Pemerintah Kabupaten Ngawi telah mengalokasikan anggaran sebesar Rp48 miliar untuk pembayaran Tunjangan Hari Raya (THR) bagi Aparatur Sipil Negara (ASN) pada tahun 2026. Meskipun dana telah disiapkan, proses pencairan masih menanti petunjuk teknis (juknis) dari pemerintah pusat yang mengacu pada Peraturan Pemerintah (PP) Nomor 9 Tahun 2026.
Kepala Badan Keuangan Ngawi, Tri Pujo Handono, menjelaskan bahwa pihaknya masih menunggu dokumen fisik atau salinan resmi PP Nomor 9 Tahun 2026 sebagai landasan hukum utama. Regulasi ini krusial untuk penyusunan Peraturan Bupati (Perbup) yang akan mengatur tata cara dan jadwal pembayaran THR di tingkat daerah. “PP sebenarnya sudah ada nomornya, yaitu nomor 9 tahun 2026. Tapi sampai Jumat kemarin, kami belum menemukan atau menerima dokumen PP itu,” ujar Tri Pujo Handono pada 6 Maret 2026. Dana sebesar Rp48 miliar tersebut akan disalurkan kepada sekitar 9.000 ASN di Ngawi, yang besarannya kurang lebih setara satu bulan gaji.
Secara nasional, pemerintah telah mengumumkan kebijakan pemberian THR dan Bonus Hari Raya (BHR) Idulfitri 1447 H/2026 M pada Selasa, 3 Maret 2026. Menteri Koordinator Bidang Perekonomian, Airlangga Hartarto, menyatakan bahwa total anggaran yang disiapkan untuk pembayaran THR tahun ini mencapai sekitar Rp55 triliun, meningkat 10 persen dari tahun sebelumnya. Pencairan THR bagi ASN di seluruh Indonesia telah dimulai secara bertahap sejak 26 Februari 2026, meliputi PNS, CPNS, PPPK, prajurit TNI, anggota Polri, pejabat negara, hingga para pensiunan. “Pencairan THR dimulai secara bertahap sejak 26 Februari dan diberikan kepada PNS, CPNS, PPPK, pejabat negara, prajurit TNI, anggota Polri, serta para pensiunan,” kata Airlangga di Jakarta.

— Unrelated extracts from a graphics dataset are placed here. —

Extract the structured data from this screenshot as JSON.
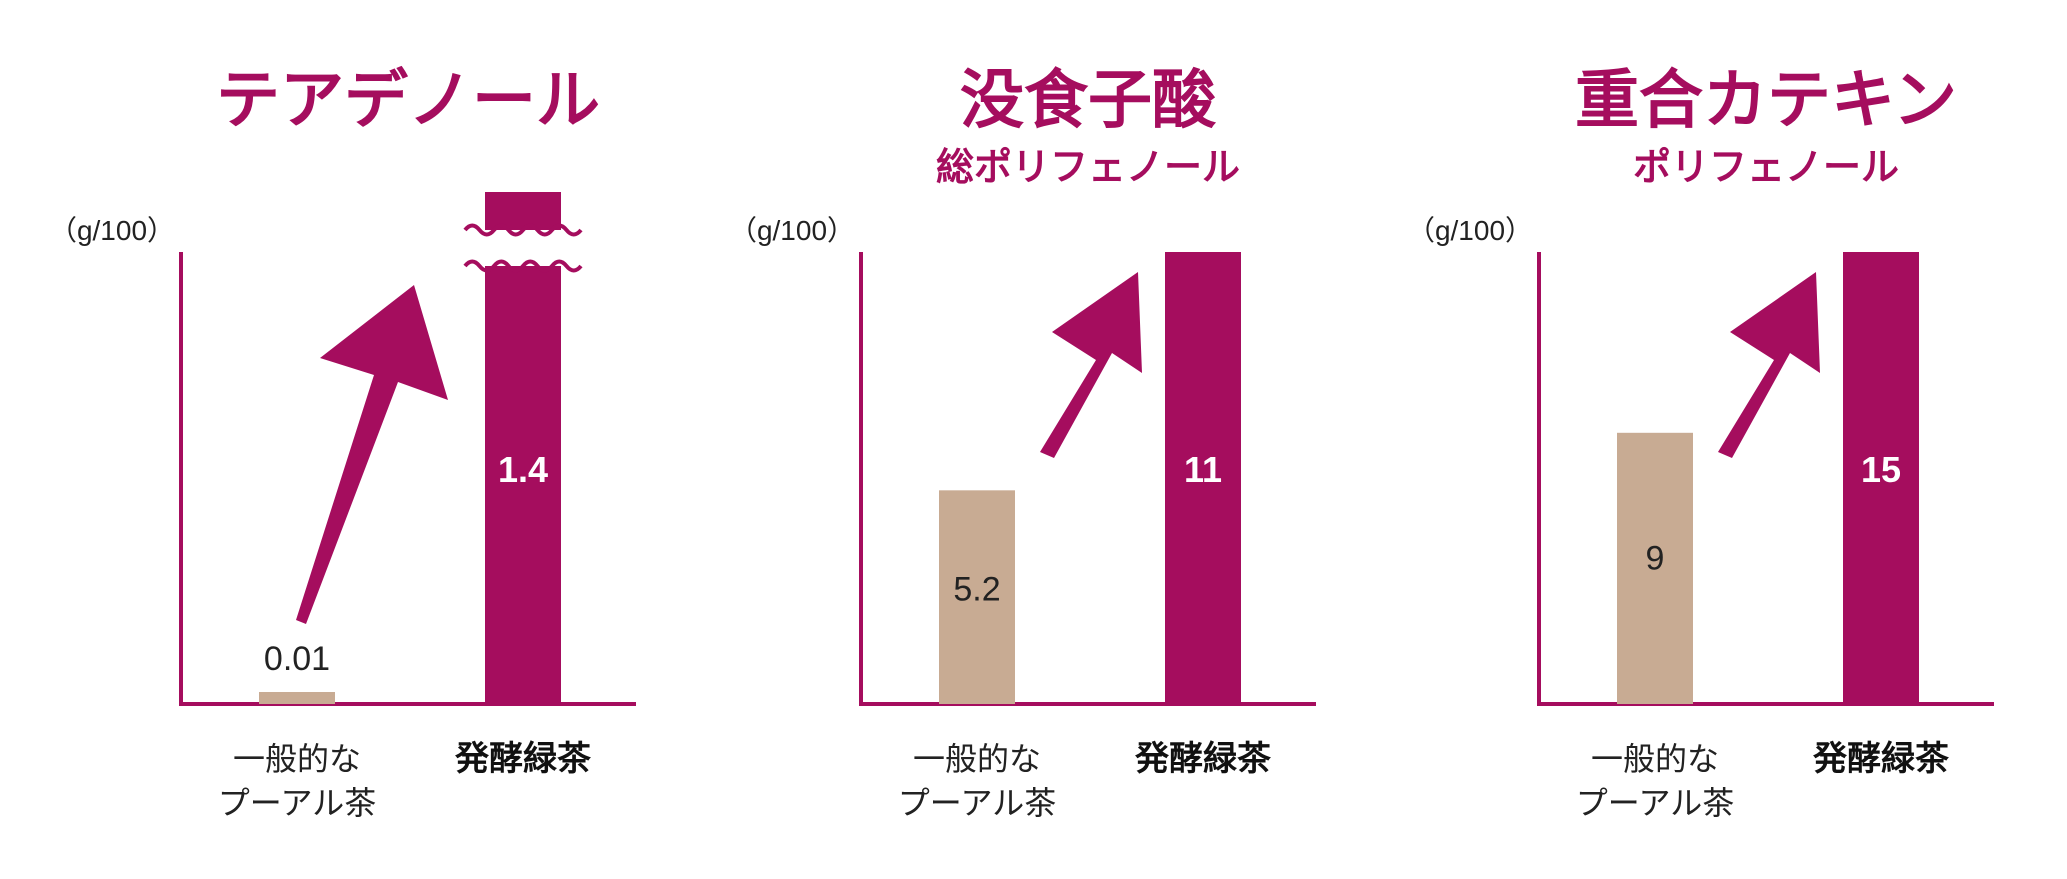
{
  "colors": {
    "accent": "#a50d5e",
    "baseline_bar": "#c8ab93",
    "text": "#222222",
    "bar_label_on_accent": "#ffffff"
  },
  "chart_data": [
    {
      "type": "bar",
      "title": "テアデノール",
      "subtitle": "",
      "unit": "（g/100）",
      "categories": [
        "一般的な\nプーアル茶",
        "発酵緑茶"
      ],
      "category_bold": [
        false,
        true
      ],
      "values": [
        0.01,
        1.4
      ],
      "value_labels": [
        "0.01",
        "1.4"
      ],
      "axis_broken": true,
      "arrow": true
    },
    {
      "type": "bar",
      "title": "没食子酸",
      "subtitle": "総ポリフェノール",
      "unit": "（g/100）",
      "categories": [
        "一般的な\nプーアル茶",
        "発酵緑茶"
      ],
      "category_bold": [
        false,
        true
      ],
      "values": [
        5.2,
        11
      ],
      "value_labels": [
        "5.2",
        "11"
      ],
      "ylim": [
        0,
        11
      ],
      "arrow": true
    },
    {
      "type": "bar",
      "title": "重合カテキン",
      "subtitle": "ポリフェノール",
      "unit": "（g/100）",
      "categories": [
        "一般的な\nプーアル茶",
        "発酵緑茶"
      ],
      "category_bold": [
        false,
        true
      ],
      "values": [
        9,
        15
      ],
      "value_labels": [
        "9",
        "15"
      ],
      "ylim": [
        0,
        15
      ],
      "arrow": true
    }
  ]
}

Peraturan Pemerintah Nomor 9 Tahun 2026 menjadi dasar hukum utama, yang kemudian diperinci melalui Peraturan Menteri Keuangan (PMK) Nomor 13 Tahun 2026 yang ditetapkan pada 4 Maret 2026. Idulfitri 1447 Hijriah diperkirakan jatuh pada 20 atau 21 Maret 2026. Dengan demikian, pemerintah menargetkan seluruh proses pencairan THR dapat selesai paling lambat 10 hari sebelum Hari Raya Idulfitri, dengan perkiraan pencairan berlangsung pada pekan pertama Ramadan, sekitar 6 hingga 15 Maret 2026.
Komponen THR ASN 2026 dibayarkan secara penuh atau 100 persen, meliputi gaji pokok, tunjangan keluarga, tunjangan pangan, tunjangan jabatan atau tunjangan umum, dan tunjangan kinerja (tukin) hingga 100 persen. Selain itu, pemerintah memastikan bahwa Pajak Penghasilan (PPh) atas THR ini ditanggung oleh pemerintah, sehingga tidak ada potongan iuran lain yang dikenakan kepada penerima.
Pemerintah daerah, termasuk Pemkab Ngawi, mengedepankan prinsip kehati-hatian dalam proses pencairan untuk menghindari kesalahan administratif. Kebijakan pemberian THR ini bertujuan untuk menjaga daya beli masyarakat menjelang Lebaran dan mendorong perputaran ekonomi, terutama saat harga kebutuhan pokok cenderung meningkat dan aktivitas mudik mulai ramai.